The problem for the economic market, in other words, is overestimated.
 
What about political market failure? It also creates incentives, Friedman says. When the incentives generated by the political marketplace are sufficiently perverse, illegal market transactions may be the best way of dealing with the problem.
 
Note the difference. The economic market holds the means of correcting itself: entrepreneurship. But to get relief from failures in the political market, people have to go into the economic market (the black market). The political market can't correct itself.
 
Friedman cautions his readers against thinking that government can be restricted to intervening only where the private market fails badly. Implementing such a rule would necessarily leave it to politicians to define fails badly.
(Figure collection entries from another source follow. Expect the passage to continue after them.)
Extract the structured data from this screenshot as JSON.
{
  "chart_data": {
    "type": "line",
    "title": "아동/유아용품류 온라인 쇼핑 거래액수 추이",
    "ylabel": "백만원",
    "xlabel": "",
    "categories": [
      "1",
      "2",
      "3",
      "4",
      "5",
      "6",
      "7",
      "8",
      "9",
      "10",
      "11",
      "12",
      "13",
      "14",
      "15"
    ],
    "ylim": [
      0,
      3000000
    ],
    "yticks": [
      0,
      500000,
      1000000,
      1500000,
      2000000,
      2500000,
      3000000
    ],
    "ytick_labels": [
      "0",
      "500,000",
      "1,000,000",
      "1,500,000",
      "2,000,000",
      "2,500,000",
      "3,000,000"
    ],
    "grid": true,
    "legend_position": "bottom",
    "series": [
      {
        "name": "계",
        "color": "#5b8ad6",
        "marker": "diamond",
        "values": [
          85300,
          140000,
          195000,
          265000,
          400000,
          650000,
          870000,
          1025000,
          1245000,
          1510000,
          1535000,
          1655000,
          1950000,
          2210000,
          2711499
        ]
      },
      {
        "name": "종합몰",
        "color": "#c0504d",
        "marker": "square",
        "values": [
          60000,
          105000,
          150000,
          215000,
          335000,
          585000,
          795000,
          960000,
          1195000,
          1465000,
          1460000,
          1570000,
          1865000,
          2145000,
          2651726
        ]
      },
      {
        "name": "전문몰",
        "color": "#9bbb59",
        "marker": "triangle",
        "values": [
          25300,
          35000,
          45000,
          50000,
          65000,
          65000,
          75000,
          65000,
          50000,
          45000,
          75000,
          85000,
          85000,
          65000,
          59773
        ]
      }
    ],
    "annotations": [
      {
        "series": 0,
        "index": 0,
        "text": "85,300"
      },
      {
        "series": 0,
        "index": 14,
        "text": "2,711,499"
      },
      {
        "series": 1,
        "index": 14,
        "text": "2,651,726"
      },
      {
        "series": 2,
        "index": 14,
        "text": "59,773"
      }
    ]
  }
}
Would they use a narrow or broad standard?
 
A final note: I'm uneasy with this problem being referred to as market failure even when it applies to politics. As Caplan says, we should drop specious analogies between markets and politics, between shopping and voting. Markets — when they are allowed to work — are based on consent. Politics is based on force. Using the same term — market — to describe both is confusing and unnecessary. The sort of failure Friedman discusses obviously is not exclusive to the economy, since it occurs in the political realm also. Thus it is imprecise to call it market failure. Maybe it's simply a social failure. Whatever we call it, let's avoid the qualifier market, for it only prejudices the case and lends an illusion of credibility to the statists' arguments.